David Cameron Apologizes for "Unjustifiable" Bloody Sunday Shootings
I'm not particularly fond of British Prime Minister David Cameron, but I'll give him kudos for this long overdue act of contrition:
David Cameron today issued a formal, state apology for the "unjustified and unjustifiable" killing of 14 civil rights marchers by British soldiers on Bloody Sunday in Derry 38 years ago.
The prime minister said Lord Saville inquiry's long-awaited report showed soldiers lied about their involvement in the killings, and that all of those who died were innocent.

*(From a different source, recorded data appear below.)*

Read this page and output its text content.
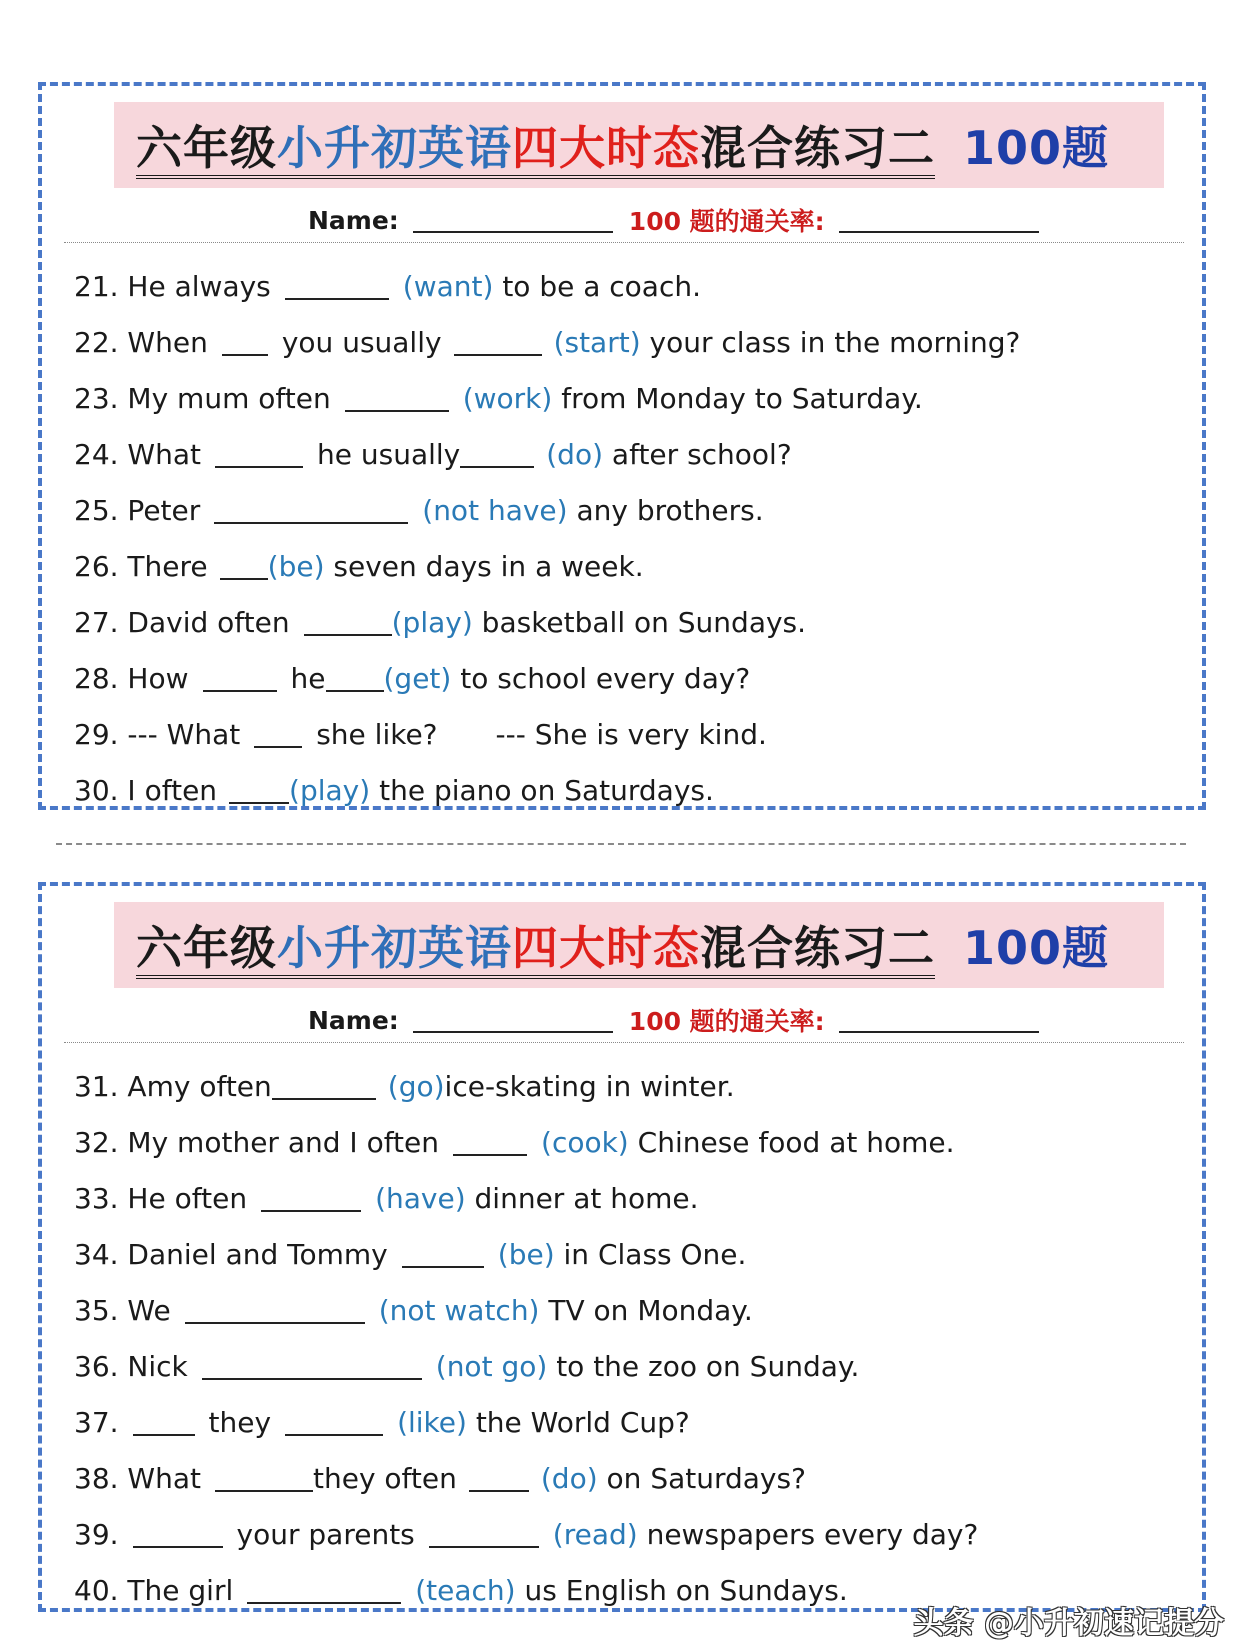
六年级小升初英语四大时态混合练习二 100题
Name:	100 题的通关率:
21. He always	(want)
to be a coach.
22. When	you usually	(start)
your class in the morning?
23. My mum often	(work)
from Monday to Saturday.
24. What	he usually	(do)
after school?
25. Peter	(not have)
any brothers.
26. There (be)
seven days in a week.
27. David often	(play)
basketball on Sundays.
28. How	he (get)
to school every day?
29. --- What	she like? --- She is very kind.
30. I often	(play)
the piano on Saturdays.
六年级小升初英语四大时态混合练习二 100题
Name:	100 题的通关率:
31. Amy often	(go) ice-skating in winter.
32. My mother and I often	(cook)
Chinese food at home.
33. He often	(have)
dinner at home.
34. Daniel and Tommy	(be)
in Class One.
35. We	(not watch)
TV on Monday.
36. Nick	(not go)
to the zoo on Sunday.
37.	they	(like)
the World Cup?
38. What	they often	(do)
on Saturdays?
39.	your parents	(read)
newspapers every day?
40. The girl	(teach)
us English on Sundays.
头条 @小升初速记提分
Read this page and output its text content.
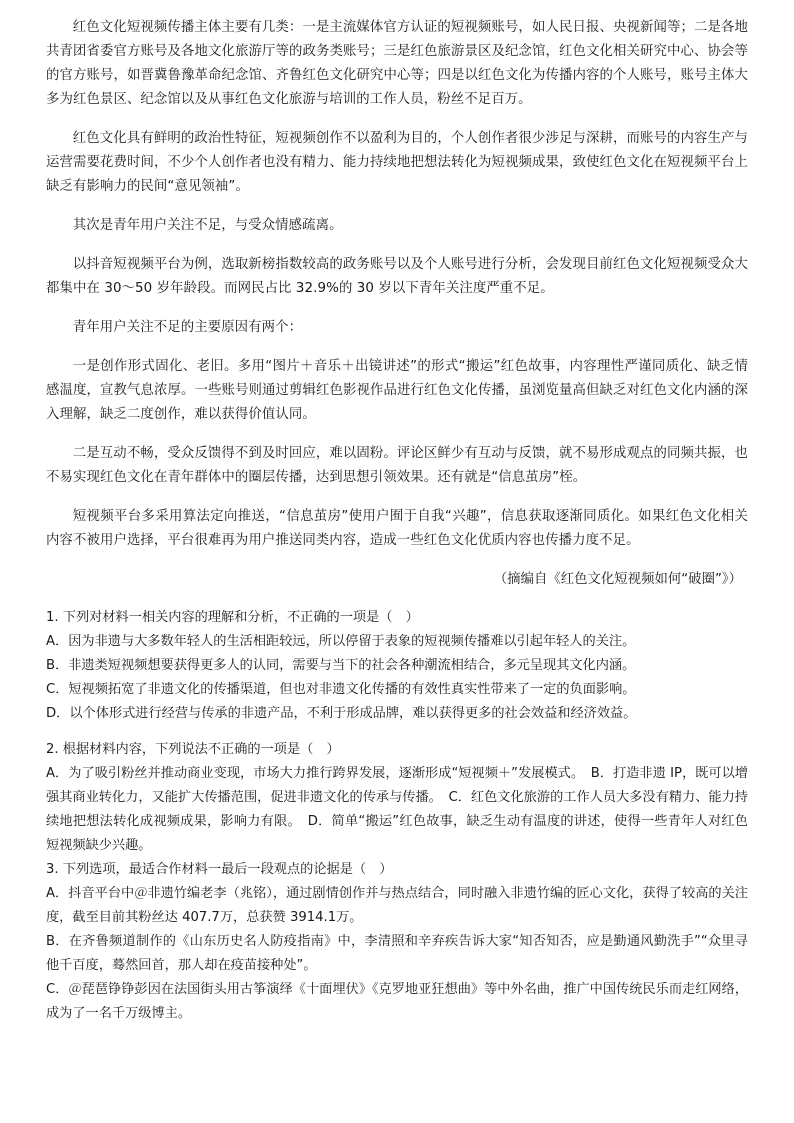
红色文化短视频传播主体主要有几类：一是主流媒体官方认证的短视频账号，如人民日报、央视新闻等；二是各地共青团省委官方账号及各地文化旅游厅等的政务类账号；三是红色旅游景区及纪念馆，红色文化相关研究中心、协会等的官方账号，如晋冀鲁豫革命纪念馆、齐鲁红色文化研究中心等；四是以红色文化为传播内容的个人账号，账号主体大多为红色景区、纪念馆以及从事红色文化旅游与培训的工作人员，粉丝不足百万。

红色文化具有鲜明的政治性特征，短视频创作不以盈利为目的，个人创作者很少涉足与深耕，而账号的内容生产与运营需要花费时间，不少个人创作者也没有精力、能力持续地把想法转化为短视频成果，致使红色文化在短视频平台上缺乏有影响力的民间“意见领袖”。

其次是青年用户关注不足，与受众情感疏离。

以抖音短视频平台为例，选取新榜指数较高的政务账号以及个人账号进行分析，会发现目前红色文化短视频受众大都集中在 30～50 岁年龄段。而网民占比 32.9%的 30 岁以下青年关注度严重不足。

青年用户关注不足的主要原因有两个：

一是创作形式固化、老旧。多用“图片＋音乐＋出镜讲述”的形式“搬运”红色故事，内容理性严谨同质化、缺乏情感温度，宣教气息浓厚。一些账号则通过剪辑红色影视作品进行红色文化传播，虽浏览量高但缺乏对红色文化内涵的深入理解，缺乏二度创作，难以获得价值认同。

二是互动不畅，受众反馈得不到及时回应，难以固粉。评论区鲜少有互动与反馈，就不易形成观点的同频共振，也不易实现红色文化在青年群体中的圈层传播，达到思想引领效果。还有就是“信息茧房”桎。

短视频平台多采用算法定向推送，“信息茧房”使用户囿于自我“兴趣”，信息获取逐渐同质化。如果红色文化相关内容不被用户选择，平台很难再为用户推送同类内容，造成一些红色文化优质内容也传播力度不足。

（摘编自《红色文化短视频如何“破圈”》）

1. 下列对材料一相关内容的理解和分析，不正确的一项是（　）

A．因为非遗与大多数年轻人的生活相距较远，所以停留于表象的短视频传播难以引起年轻人的关注。

B．非遗类短视频想要获得更多人的认同，需要与当下的社会各种潮流相结合，多元呈现其文化内涵。

C．短视频拓宽了非遗文化的传播渠道，但也对非遗文化传播的有效性真实性带来了一定的负面影响。

D．以个体形式进行经营与传承的非遗产品，不利于形成品牌，难以获得更多的社会效益和经济效益。

2. 根据材料内容，下列说法不正确的一项是（　）

A．为了吸引粉丝并推动商业变现，市场大力推行跨界发展，逐渐形成“短视频＋”发展模式。　B．打造非遗 IP，既可以增强其商业转化力，又能扩大传播范围，促进非遗文化的传承与传播。　C．红色文化旅游的工作人员大多没有精力、能力持续地把想法转化成视频成果，影响力有限。　D．简单“搬运”红色故事，缺乏生动有温度的讲述，使得一些青年人对红色短视频缺少兴趣。

3. 下列选项，最适合作材料一最后一段观点的论据是（　）

A．抖音平台中＠非遗竹编老李（兆铭），通过剧情创作并与热点结合，同时融入非遗竹编的匠心文化，获得了较高的关注度，截至目前其粉丝达 407.7万，总获赞 3914.1万。

B．在齐鲁频道制作的《山东历史名人防疫指南》中，李清照和辛弃疾告诉大家“知否知否，应是勤通风勤洗手”“众里寻他千百度，蓦然回首，那人却在疫苗接种处”。

C．＠琵琶铮铮彭因在法国街头用古筝演绎《十面埋伏》《克罗地亚狂想曲》等中外名曲，推广中国传统民乐而走红网络，成为了一名千万级博主。
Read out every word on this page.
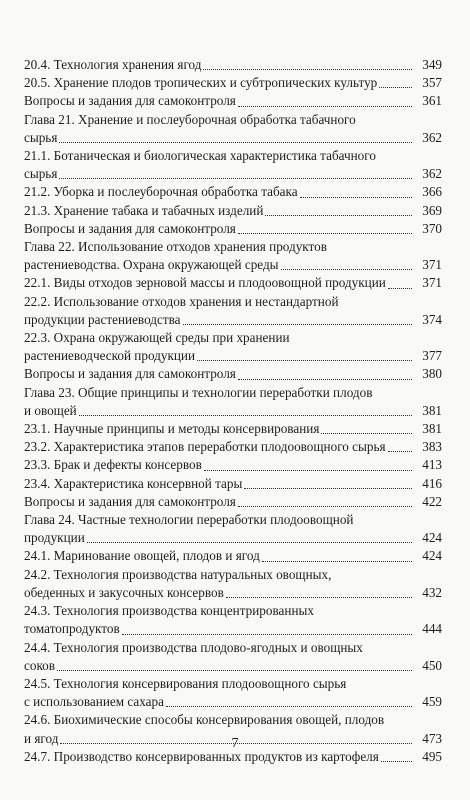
20.4. Технология хранения ягод	349
20.5. Хранение плодов тропических и субтропических культур	357
Вопросы и задания для самоконтроля	361
Глава 21. Хранение и послеуборочная обработка табачного
сырья	362
21.1. Ботаническая и биологическая характеристика табачного
сырья	362
21.2. Уборка и послеуборочная обработка табака	366
21.3. Хранение табака и табачных изделий	369
Вопросы и задания для самоконтроля	370
Глава 22. Использование отходов хранения продуктов
растениеводства. Охрана окружающей среды	371
22.1. Виды отходов зерновой массы и плодоовощной продукции	371
22.2. Использование отходов хранения и нестандартной
продукции растениеводства	374
22.3. Охрана окружающей среды при хранении
растениеводческой продукции	377
Вопросы и задания для самоконтроля	380
Глава 23. Общие принципы и технологии переработки плодов
и овощей	381
23.1. Научные принципы и методы консервирования	381
23.2. Характеристика этапов переработки плодоовощного сырья	383
23.3. Брак и дефекты консервов	413
23.4. Характеристика консервной тары	416
Вопросы и задания для самоконтроля	422
Глава 24. Частные технологии переработки плодоовощной
продукции	424
24.1. Маринование овощей, плодов и ягод	424
24.2. Технология производства натуральных овощных,
обеденных и закусочных консервов	432
24.3. Технология производства концентрированных
томатопродуктов	444
24.4. Технология производства плодово-ягодных и овощных
соков	450
24.5. Технология консервирования плодоовощного сырья
с использованием сахара	459
24.6. Биохимические способы консервирования овощей, плодов
и ягод	473
24.7. Производство консервированных продуктов из картофеля	495
7
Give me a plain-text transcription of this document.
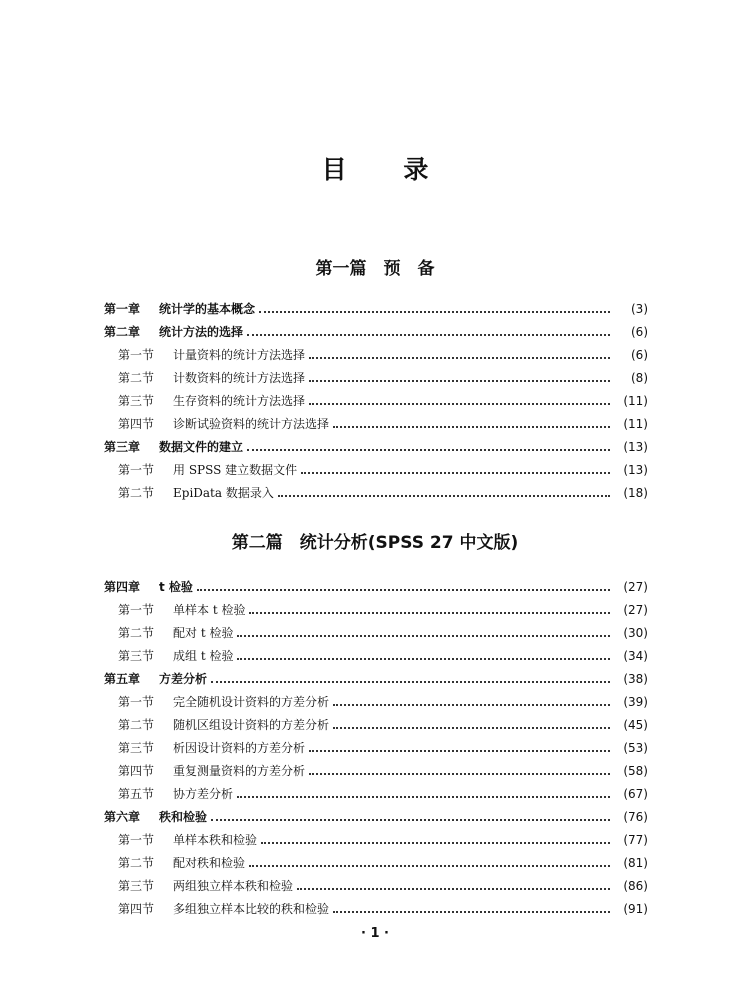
目 录
第一篇　预　备
第一章	统计学的基本概念	(3)
第二章	统计方法的选择	(6)
第一节	计量资料的统计方法选择	(6)
第二节	计数资料的统计方法选择	(8)
第三节	生存资料的统计方法选择	(11)
第四节	诊断试验资料的统计方法选择	(11)
第三章	数据文件的建立	(13)
第一节	用 SPSS 建立数据文件	(13)
第二节	EpiData 数据录入	(18)
第二篇　统计分析(SPSS 27 中文版)
第四章	t 检验	(27)
第一节	单样本 t 检验	(27)
第二节	配对 t 检验	(30)
第三节	成组 t 检验	(34)
第五章	方差分析	(38)
第一节	完全随机设计资料的方差分析	(39)
第二节	随机区组设计资料的方差分析	(45)
第三节	析因设计资料的方差分析	(53)
第四节	重复测量资料的方差分析	(58)
第五节	协方差分析	(67)
第六章	秩和检验	(76)
第一节	单样本秩和检验	(77)
第二节	配对秩和检验	(81)
第三节	两组独立样本秩和检验	(86)
第四节	多组独立样本比较的秩和检验	(91)
· 1 ·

He said the inquiry was "absolutely clear" and there were "no ambiguities" about the conclusions.
Cameron told the Commons: "What happened on Bloody Sunday was both unjustified and unjustifiable. It was wrong."
Relatives cheered as they watched the statement, relayed to screens outside the Guildhall in Derry.
Bloody Sunday, as the events on 30 January 30 1972 came to be known, was one of the most controversial moments of the Troubles. Paratroopers opened fire while trying to police a banned civil rights march.
They killed 13 marchers outright, and, according to Saville, wounded another 15, one of whom subsequently died later in hospital.
The 5,000-page, 10-volume report, which took 12 years to compile at a cost of almost £191m, concludes there was no justification for shooting at any of those killed or wounded on the march.